Let’s not beat around the bush; there are thousands of Brazilians who will protest during the World Cup because of the amount of money spent by their government with little return to their people. But that will not keep them from hoping that Neymar scores a hat trick, or that Julio Cesar gets a shutout.
Winning is a great deodorant, we are told, and in this case the Brazilian government can only hope so. Because like it or not, failure to win the World Cup will make even more wonder at what cost was hosting this tournament?
This was not an opening patsy, either. Brazil’s group is manageable to be nice, but Croatia has several top-flight players, even without its top striker serving a suspension. Luka Modric was not going to be overawed by the competition.
And when Croatia took the lead, stunningly, it was not too early to call it a crucial moment for Brazil. This team won the 2011 Confederations Cup seemingly pushed forward by a crowd that in the stands gave them the energy to push forward; given how the positivity pushed the team forward, how destructive would unrest have an effect on the product on the field?
In the end Neymar equalized with a scruffy shot in the first half, and after an equally scruffy call, Neymar’s second came on a penalty in the 71st minute.
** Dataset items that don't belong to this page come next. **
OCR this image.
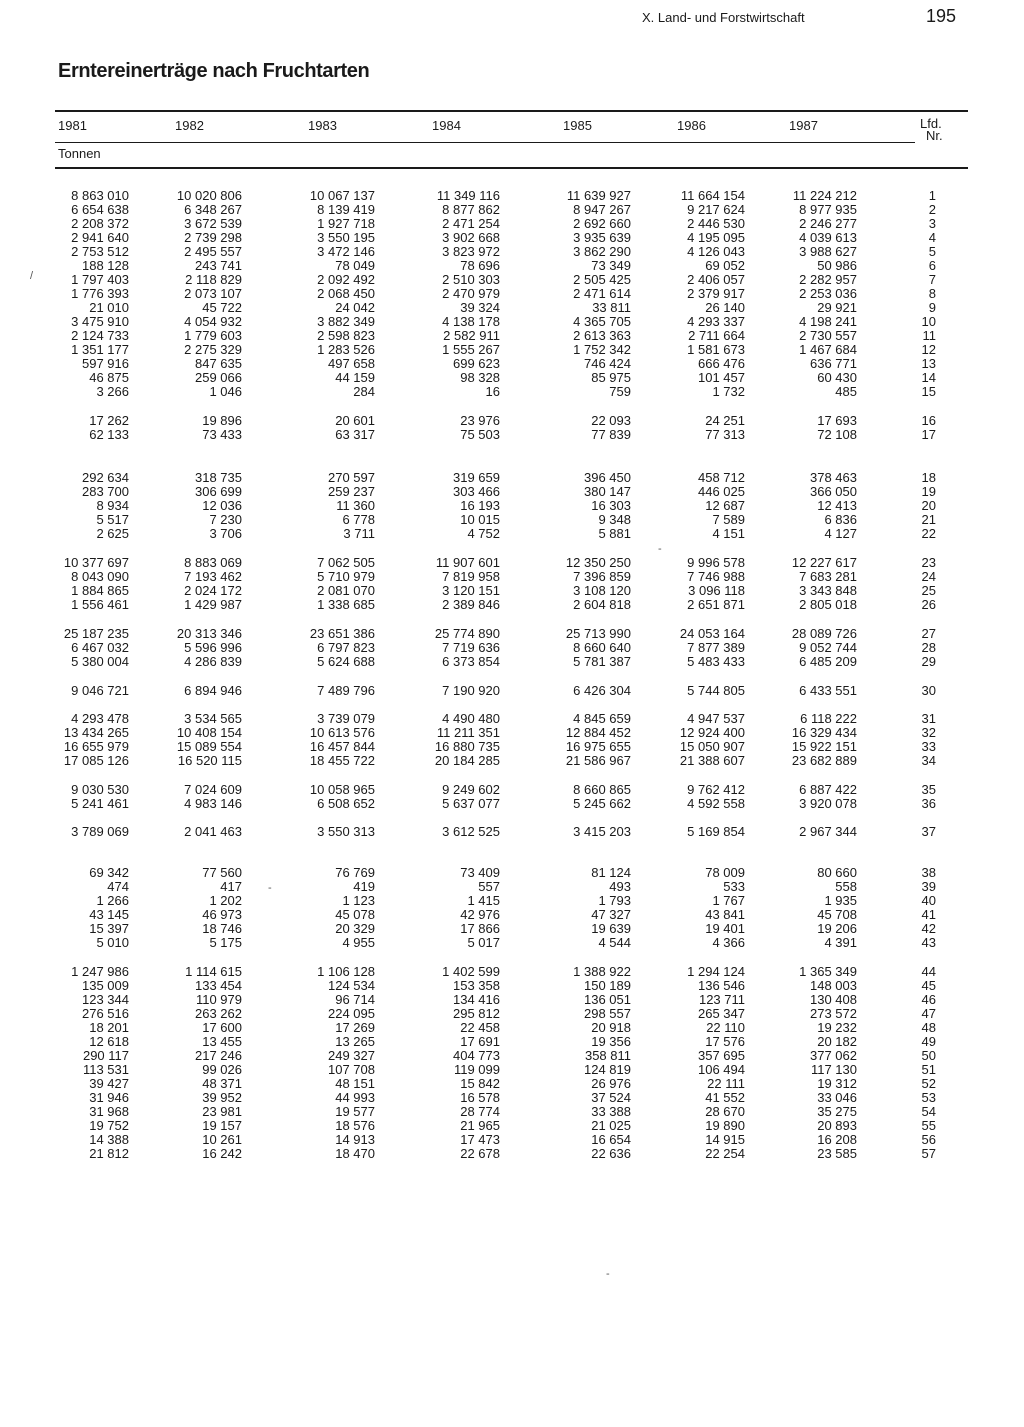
X. Land- und Forstwirtschaft	195
Erntereinerträge nach Fruchtarten
1981	1982	1983	1984	1985	1986	1987	Lfd.
Nr.
Tonnen
8 863 010	10 020 806	10 067 137	11 349 116	11 639 927	11 664 154	11 224 212	1
6 654 638	6 348 267	8 139 419	8 877 862	8 947 267	9 217 624	8 977 935	2
2 208 372	3 672 539	1 927 718	2 471 254	2 692 660	2 446 530	2 246 277	3
2 941 640	2 739 298	3 550 195	3 902 668	3 935 639	4 195 095	4 039 613	4
2 753 512	2 495 557	3 472 146	3 823 972	3 862 290	4 126 043	3 988 627	5
188 128	243 741	78 049	78 696	73 349	69 052	50 986	6
1 797 403	2 118 829	2 092 492	2 510 303	2 505 425	2 406 057	2 282 957	7
1 776 393	2 073 107	2 068 450	2 470 979	2 471 614	2 379 917	2 253 036	8
21 010	45 722	24 042	39 324	33 811	26 140	29 921	9
3 475 910	4 054 932	3 882 349	4 138 178	4 365 705	4 293 337	4 198 241	10
2 124 733	1 779 603	2 598 823	2 582 911	2 613 363	2 711 664	2 730 557	11
1 351 177	2 275 329	1 283 526	1 555 267	1 752 342	1 581 673	1 467 684	12
597 916	847 635	497 658	699 623	746 424	666 476	636 771	13
46 875	259 066	44 159	98 328	85 975	101 457	60 430	14
3 266	1 046	284	16	759	1 732	485	15
17 262	19 896	20 601	23 976	22 093	24 251	17 693	16
62 133	73 433	63 317	75 503	77 839	77 313	72 108	17
292 634	318 735	270 597	319 659	396 450	458 712	378 463	18
283 700	306 699	259 237	303 466	380 147	446 025	366 050	19
8 934	12 036	11 360	16 193	16 303	12 687	12 413	20
5 517	7 230	6 778	10 015	9 348	7 589	6 836	21
2 625	3 706	3 711	4 752	5 881	4 151	4 127	22
10 377 697	8 883 069	7 062 505	11 907 601	12 350 250	9 996 578	12 227 617	23
8 043 090	7 193 462	5 710 979	7 819 958	7 396 859	7 746 988	7 683 281	24
1 884 865	2 024 172	2 081 070	3 120 151	3 108 120	3 096 118	3 343 848	25
1 556 461	1 429 987	1 338 685	2 389 846	2 604 818	2 651 871	2 805 018	26
25 187 235	20 313 346	23 651 386	25 774 890	25 713 990	24 053 164	28 089 726	27
6 467 032	5 596 996	6 797 823	7 719 636	8 660 640	7 877 389	9 052 744	28
5 380 004	4 286 839	5 624 688	6 373 854	5 781 387	5 483 433	6 485 209	29
9 046 721	6 894 946	7 489 796	7 190 920	6 426 304	5 744 805	6 433 551	30
4 293 478	3 534 565	3 739 079	4 490 480	4 845 659	4 947 537	6 118 222	31
13 434 265	10 408 154	10 613 576	11 211 351	12 884 452	12 924 400	16 329 434	32
16 655 979	15 089 554	16 457 844	16 880 735	16 975 655	15 050 907	15 922 151	33
17 085 126	16 520 115	18 455 722	20 184 285	21 586 967	21 388 607	23 682 889	34
9 030 530	7 024 609	10 058 965	9 249 602	8 660 865	9 762 412	6 887 422	35
5 241 461	4 983 146	6 508 652	5 637 077	5 245 662	4 592 558	3 920 078	36
3 789 069	2 041 463	3 550 313	3 612 525	3 415 203	5 169 854	2 967 344	37
69 342	77 560	76 769	73 409	81 124	78 009	80 660	38
474	417	419	557	493	533	558	39
1 266	1 202	1 123	1 415	1 793	1 767	1 935	40
43 145	46 973	45 078	42 976	47 327	43 841	45 708	41
15 397	18 746	20 329	17 866	19 639	19 401	19 206	42
5 010	5 175	4 955	5 017	4 544	4 366	4 391	43
1 247 986	1 114 615	1 106 128	1 402 599	1 388 922	1 294 124	1 365 349	44
135 009	133 454	124 534	153 358	150 189	136 546	148 003	45
123 344	110 979	96 714	134 416	136 051	123 711	130 408	46
276 516	263 262	224 095	295 812	298 557	265 347	273 572	47
18 201	17 600	17 269	22 458	20 918	22 110	19 232	48
12 618	13 455	13 265	17 691	19 356	17 576	20 182	49
290 117	217 246	249 327	404 773	358 811	357 695	377 062	50
113 531	99 026	107 708	119 099	124 819	106 494	117 130	51
39 427	48 371	48 151	15 842	26 976	22 111	19 312	52
31 946	39 952	44 993	16 578	37 524	41 552	33 046	53
31 968	23 981	19 577	28 774	33 388	28 670	35 275	54
19 752	19 157	18 576	21 965	21 025	19 890	20 893	55
14 388	10 261	14 913	17 473	16 654	14 915	16 208	56
21 812	16 242	18 470	22 678	22 636	22 254	23 585	57
/
-
-
-
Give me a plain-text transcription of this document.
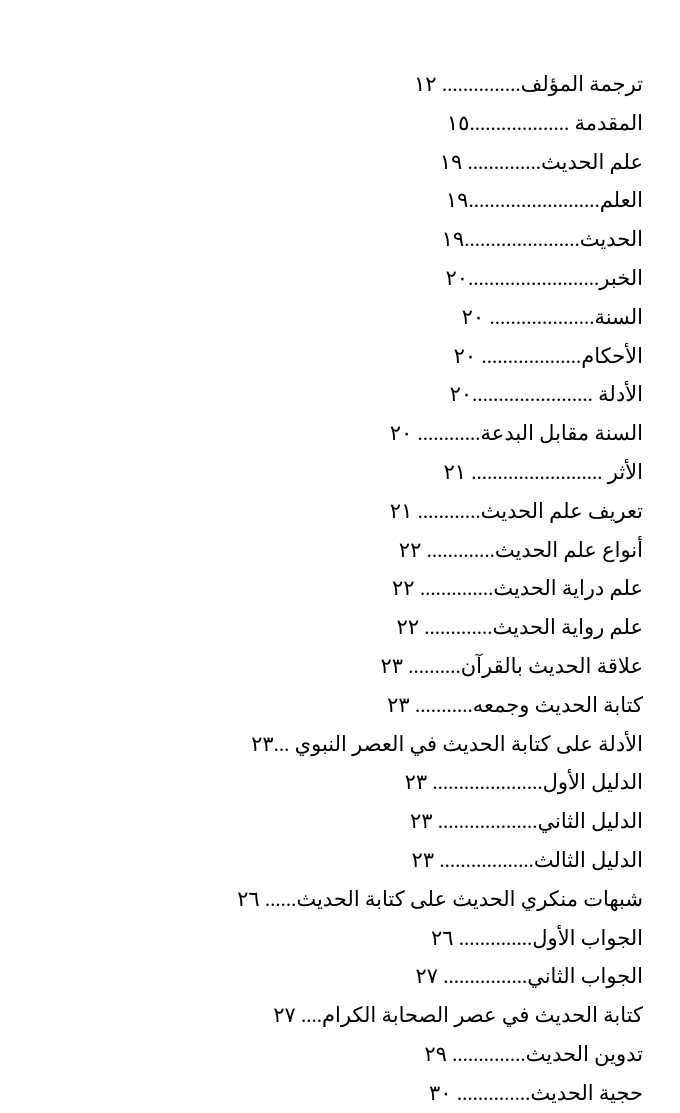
ترجمة المؤلف............... ١٢
المقدمة ...................١٥
علم الحديث.............. ١٩
العلم.........................١٩
الحديث......................١٩
الخبر.........................٢٠
السنة.................... ٢٠
الأحكام................... ٢٠
الأدلة .......................٢٠
السنة مقابل البدعة............ ٢٠
الأثر ......................... ٢١
تعريف علم الحديث............ ٢١
أنواع علم الحديث............. ٢٢
علم دراية الحديث.............. ٢٢
علم رواية الحديث............. ٢٢
علاقة الحديث بالقرآن.......... ٢٣
كتابة الحديث وجمعه........... ٢٣
الأدلة على كتابة الحديث في العصر النبوي ...٢٣
الدليل الأول..................... ٢٣
الدليل الثاني................... ٢٣
الدليل الثالث.................. ٢٣
شبهات منكري الحديث على كتابة الحديث...... ٢٦
الجواب الأول.............. ٢٦
الجواب الثاني................ ٢٧
كتابة الحديث في عصر الصحابة الكرام.... ٢٧
تدوين الحديث.............. ٢٩
حجية الحديث.............. ٣٠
Brazil showed spells in which it can be justifiably among the favorites, and Croatia showed why, in this writer’s opinion, they will advance out of the group ahead of Mexico and Cameroon.
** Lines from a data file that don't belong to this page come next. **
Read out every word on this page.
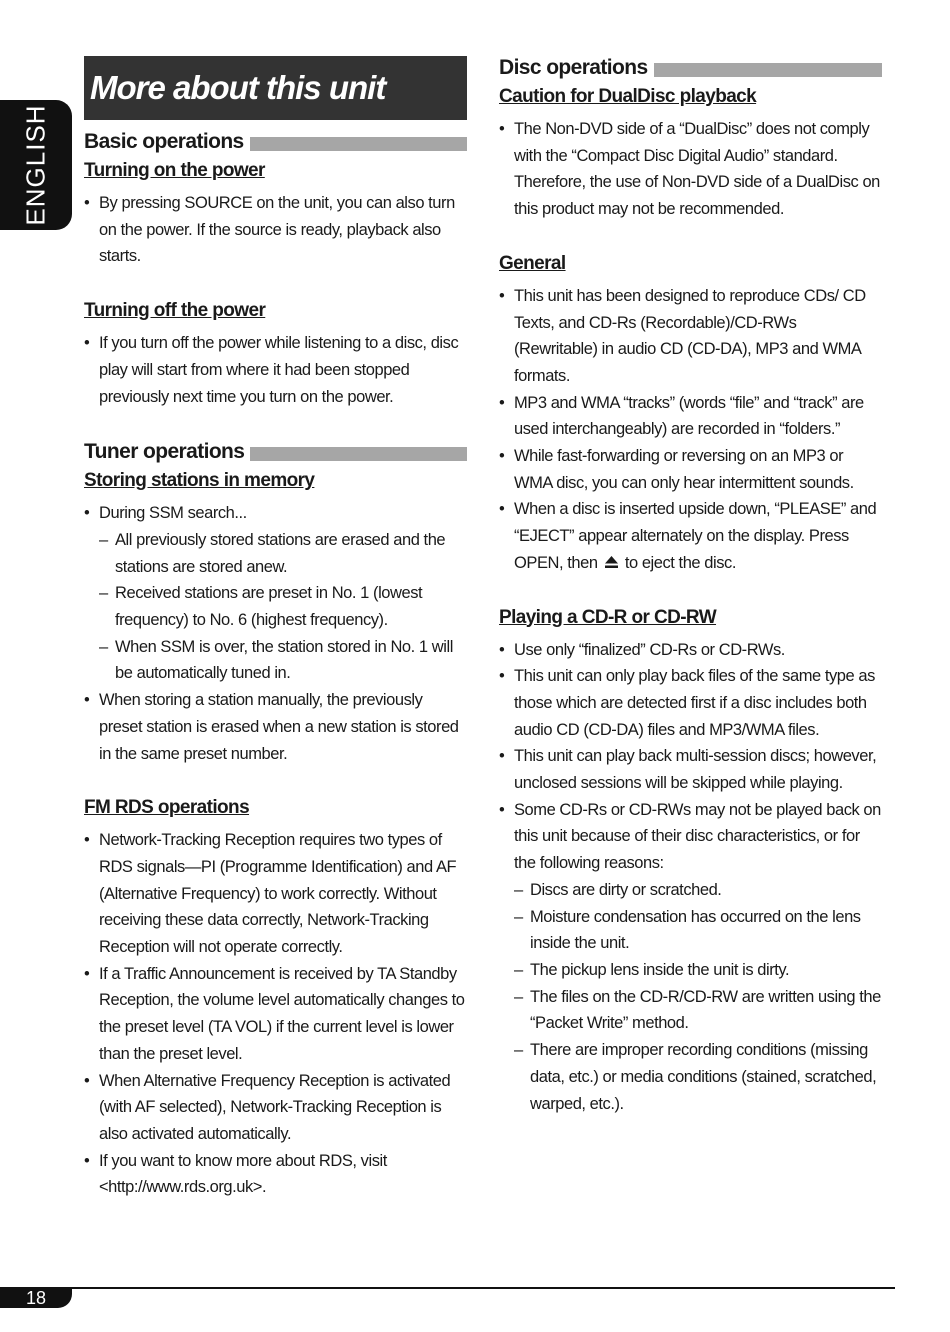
ENGLISH
More about this unit
Basic operations
Turning on the power
• By pressing SOURCE on the unit, you can also turn on the power. If the source is ready, playback also starts.
Turning off the power
• If you turn off the power while listening to a disc, disc play will start from where it had been stopped previously next time you turn on the power.
Tuner operations
Storing stations in memory
• During SSM search...
– All previously stored stations are erased and the stations are stored anew.
– Received stations are preset in No. 1 (lowest frequency) to No. 6 (highest frequency).
– When SSM is over, the station stored in No. 1 will be automatically tuned in.
• When storing a station manually, the previously preset station is erased when a new station is stored in the same preset number.
FM RDS operations
• Network-Tracking Reception requires two types of RDS signals—PI (Programme Identification) and AF (Alternative Frequency) to work correctly. Without receiving these data correctly, Network-Tracking Reception will not operate correctly.
• If a Traffic Announcement is received by TA Standby Reception, the volume level automatically changes to the preset level (TA VOL) if the current level is lower than the preset level.
• When Alternative Frequency Reception is activated (with AF selected), Network-Tracking Reception is also activated automatically.
• If you want to know more about RDS, visit <http://www.rds.org.uk>.
Disc operations
Caution for DualDisc playback
• The Non-DVD side of a “DualDisc” does not comply with the “Compact Disc Digital Audio” standard. Therefore, the use of Non-DVD side of a DualDisc on this product may not be recommended.
General
• This unit has been designed to reproduce CDs/ CD Texts, and CD-Rs (Recordable)/CD-RWs (Rewritable) in audio CD (CD-DA), MP3 and WMA formats.
• MP3 and WMA “tracks” (words “file” and “track” are used interchangeably) are recorded in “folders.”
• While fast-forwarding or reversing on an MP3 or WMA disc, you can only hear intermittent sounds.
• When a disc is inserted upside down, “PLEASE” and “EJECT” appear alternately on the display. Press OPEN, then to eject the disc.
Playing a CD-R or CD-RW
• Use only “finalized” CD-Rs or CD-RWs.
• This unit can only play back files of the same type as those which are detected first if a disc includes both audio CD (CD-DA) files and MP3/WMA files.
• This unit can play back multi-session discs; however, unclosed sessions will be skipped while playing.
• Some CD-Rs or CD-RWs may not be played back on this unit because of their disc characteristics, or for the following reasons:
– Discs are dirty or scratched.
– Moisture condensation has occurred on the lens inside the unit.
– The pickup lens inside the unit is dirty.
– The files on the CD-R/CD-RW are written using the “Packet Write” method.
– There are improper recording conditions (missing data, etc.) or media conditions (stained, scratched, warped, etc.).
18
Dani Alves and Marcelo were poor, and the game was played with a lot of width, which was somewhat surprising for a Brazilian team where its wings up top, Hulk and Neymar, frequently tuck inside. But Oscar was impressive, even before his goal in second half extra time, though the lack of impression made on the match by Luiz Gustavo and Paulinho is worrying going forward.
Spain lost its opening game in 2010 and lifted the Cup. Brazil wins its first game by two goals, one hotly disputed, in 2014. The cliché is not how you start but how you finish. Brazil’s finish will be one of the storylines of this next month, and celebrated inside the stadium even if some protest outside of it.